Nothing To See Here

Not tonight, anyway. So make your way straight over to The Joy of Curmudgeonry, where our friend the estimable Deogolwulf has just published a formidable essay on the auto-genocide of the West.

Here.

4 Comments

  1. Auto-genocide? Just because GM, Ford, and other big American automakers are having financial problems is no reason for such alarmist language!

    We’ll pull through.

    Jeffery Hodges

    * * *

    Posted November 1, 2009 at 8:18 pm | Permalink
  2. Malcolm says

    “Sui-genocide”, I think D said, actually. I should be more careful.

    Posted November 1, 2009 at 11:19 pm | Permalink
  3. You ought not to recoil at this breath of honesty; for we are all of the same opinion, you and I, and in the end for us – for us modern and sophisticated men – morality, good and evil, value and disvalue, all come down to mere opinion, and mere opinion to mere motive, and mere motive to material force, and so on, until we end in primal, meaningless, and unintelligible matter.

    What say you, Malcolm?
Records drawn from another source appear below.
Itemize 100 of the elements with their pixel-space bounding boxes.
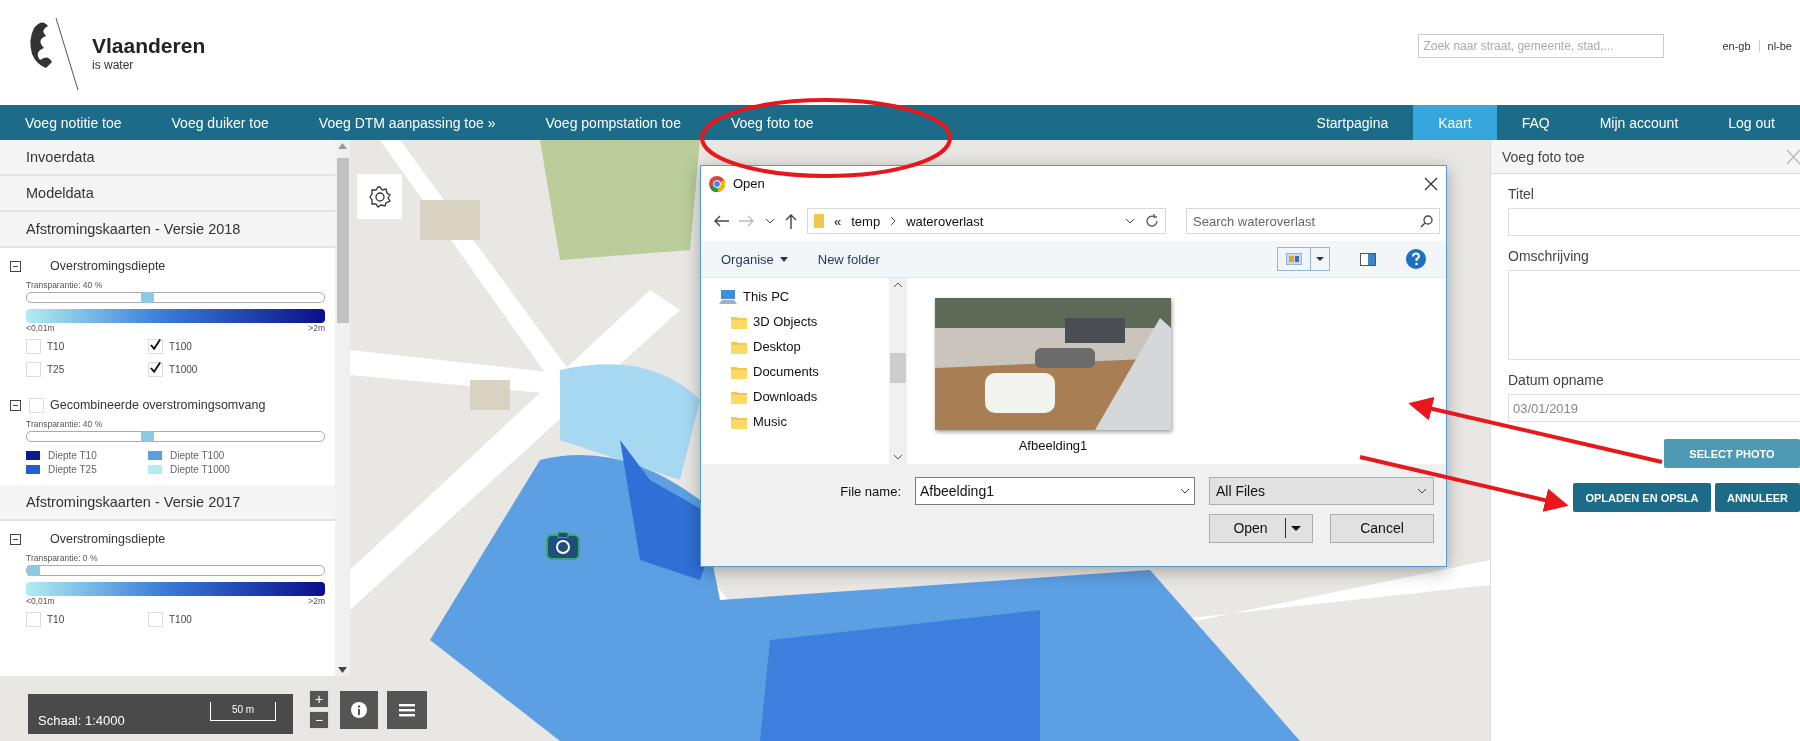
date-field[interactable]: 03/01/2019 (1508, 394, 1800, 422)
view-options-button[interactable] (1277, 247, 1330, 271)
section-header[interactable]: Afstromingskaarten - Versie 2018 (0, 212, 335, 248)
tree-item[interactable]: Desktop (753, 339, 801, 354)
checkbox[interactable] (26, 362, 41, 377)
new-folder-button[interactable]: New folder (817, 251, 880, 267)
search-field[interactable]: Search wateroverlast (1186, 208, 1440, 234)
chevron-down-icon[interactable] (765, 218, 775, 224)
tree-item[interactable]: Documents (753, 364, 819, 379)
layer-name: Overstromingsdiepte (50, 259, 166, 273)
camera-marker-icon[interactable] (546, 532, 580, 560)
field-label: Datum opname (1508, 372, 1605, 388)
legend-label: Diepte T25 (48, 464, 97, 475)
file-type-dropdown[interactable]: All Files (1209, 477, 1434, 505)
scroll-up-icon[interactable] (893, 282, 903, 288)
tree-item[interactable]: Downloads (753, 389, 818, 404)
file-name-label: File name: (839, 483, 901, 499)
caret-icon[interactable] (779, 256, 788, 262)
title-field[interactable] (1508, 208, 1800, 236)
scale-min-label: <0,01m (26, 596, 55, 606)
layer-name: Overstromingsdiepte (50, 532, 166, 546)
site-subtitle: is water (92, 57, 135, 72)
slider-thumb[interactable] (140, 292, 154, 303)
checkbox[interactable] (29, 397, 44, 413)
nav-item[interactable]: Voeg pompstation toe (520, 105, 706, 140)
collapse-icon[interactable] (10, 260, 21, 272)
checkbox[interactable] (148, 612, 163, 627)
scroll-down-icon[interactable] (893, 454, 903, 460)
nav-item[interactable]: Voeg duiker toe (146, 105, 294, 140)
language-link[interactable]: nl-be (1759, 40, 1800, 52)
zoom-out-button[interactable]: − (309, 711, 329, 729)
zoom-in-button[interactable]: + (309, 690, 329, 708)
scale-max-label: >2m (308, 596, 325, 606)
back-arrow-icon[interactable] (713, 215, 729, 227)
scale-bar: 50 m (210, 702, 276, 721)
search-field[interactable]: Zoek naar straat, gemeente, stad,... (1418, 34, 1665, 58)
nav-item[interactable]: Voeg foto toe (705, 105, 839, 140)
checkbox[interactable] (148, 362, 163, 377)
chevron-down-icon[interactable] (1125, 218, 1135, 224)
language-link[interactable]: en-gb (1714, 40, 1760, 52)
tree-item[interactable]: 3D Objects (753, 314, 818, 329)
path-segment[interactable]: wateroverlast (906, 213, 984, 229)
picture-view-icon (1286, 253, 1302, 265)
folder-icon (731, 339, 747, 354)
nav-item[interactable]: Voeg notitie toe (0, 105, 147, 140)
section-header[interactable]: Afstromingskaarten - Versie 2017 (0, 485, 335, 521)
tree-item[interactable]: This PC (743, 289, 790, 304)
path-segment[interactable]: temp (851, 213, 881, 229)
slider-thumb[interactable] (27, 565, 40, 576)
chevron-down-icon[interactable] (1180, 488, 1190, 494)
option-label: T25 (47, 364, 65, 375)
transparency-label: Transparantie: 0 % (26, 553, 99, 563)
collapse-icon[interactable] (10, 399, 21, 411)
checkbox[interactable] (148, 339, 163, 354)
file-name-field[interactable]: Afbeelding1 (915, 477, 1195, 505)
scroll-down-icon[interactable] (338, 667, 347, 673)
address-bar[interactable]: « temp wateroverlast (807, 208, 1166, 234)
nav-item[interactable]: FAQ (1496, 105, 1575, 140)
preview-pane-icon[interactable] (1360, 252, 1376, 266)
help-icon[interactable] (1406, 249, 1426, 269)
tree-item[interactable]: Music (753, 414, 787, 429)
folder-icon (731, 364, 747, 379)
scrollbar-thumb[interactable] (890, 353, 906, 383)
open-button[interactable]: Open (1209, 513, 1313, 543)
layer-name: Gecombineerde overstromingsomvang (50, 398, 266, 412)
file-name[interactable]: Afbeelding1 (1018, 438, 1088, 453)
section-header[interactable]: Invoerdata (0, 140, 335, 176)
checkbox[interactable] (26, 612, 41, 627)
collapse-icon[interactable] (10, 533, 21, 545)
dialog-title: Open (733, 176, 765, 191)
slider-thumb[interactable] (140, 431, 154, 442)
scale-max-label: >2m (308, 323, 325, 333)
settings-button[interactable] (357, 174, 402, 219)
info-button[interactable] (340, 691, 378, 729)
transparency-slider[interactable] (26, 292, 325, 303)
section-header[interactable]: Modeldata (0, 176, 335, 212)
transparency-label: Transparantie: 40 % (26, 419, 104, 429)
menu-button[interactable] (387, 691, 427, 729)
option-label: T10 (47, 341, 65, 352)
refresh-icon[interactable] (1145, 214, 1159, 228)
description-field[interactable] (1508, 270, 1800, 360)
option-label: T100 (169, 614, 192, 625)
path-overflow-label[interactable]: « (834, 213, 842, 229)
nav-item[interactable]: Log out (1703, 105, 1800, 140)
up-arrow-icon[interactable] (785, 213, 797, 229)
close-icon[interactable] (1424, 176, 1438, 191)
upload-save-button[interactable]: OPLADEN EN OPSLA (1573, 483, 1711, 512)
organise-menu[interactable]: Organise (721, 251, 774, 267)
transparency-label: Transparantie: 40 % (26, 280, 104, 290)
scrollbar-thumb[interactable] (337, 158, 349, 323)
cancel-button[interactable]: Cancel (1330, 513, 1434, 543)
transparency-slider[interactable] (26, 431, 325, 442)
computer-icon (719, 289, 737, 304)
cancel-button[interactable]: ANNULEER (1715, 483, 1800, 512)
browser-logo-icon (709, 175, 725, 192)
transparency-slider[interactable] (26, 565, 325, 576)
checkbox[interactable] (26, 339, 41, 354)
nav-item[interactable]: Startpagina (1291, 105, 1414, 140)
nav-item[interactable]: Mijn account (1574, 105, 1704, 140)
nav-item[interactable]: Voeg DTM aanpassing toe » (293, 105, 521, 140)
Is eliminative materialism contributing to the decline of Western civilization?

    Posted November 2, 2009 at 12:23 am | Permalink
  4. Malcolm says

    It may very well be, yes — though to be clear, we needn’t be talking about eliminative materialism here, which is a specific position in the philosophy of mind that denies the very existence of mental phenomena such as belief, etc.

    What D. is getting at is the removal by materialism of transcendent foundations for valuations, in particular moral valuations. My position is that we materialists can still behave according to the guidance of conscience — after all, understanding the evolutionary origins of our moral intuitions doesn’t require us to abandon them; they serve an adaptive purpose, after all. And there is no more reason to assume we could easily ignore our moral emotions than to imagine we can voluntarily cease to enjoy and desire food or sex.

    But it does seem clear that a belief in transcendent foundations braces and emboldens a culture, and I think it is entirely accurate to say that a lack of such belief can lead, and perhaps inevitably so, to an enfeebling cultural relativism. The self-loathing of the West that D. describes in his essay — we must be the only culture on Earth that sincerely believes it is no better than any other — is a direct result of this radical philosophical and scientific cross-examination of our origins.

    None of this, of course, is a comment on whether the claims of the materialist/Darwinian philosophy are true — though I believe they are, of course, and their increasingly obvious truth surely strengthens its maladaptive effect. Daniel Dennett wrote that Darwinism is a “Dangerous Idea”; I think he may have overlooked its most dangerous aspect. Darwinist secularism, in a world otherwise populated by communites of zealous believers, is beginning to look, from a Darwinian perspective, like unilateral disarmament. (You need look no further than the comment thread at the previous post.)

    In our eagerness to get at the truth, we in the West have prepared for ourselves ourselves a potent, addictive, and potentially suicidal memetic drug. Unless we learn to see clearly the effect it is having upon us, and to adjust our behavior accordingly, it is going to be the death of us.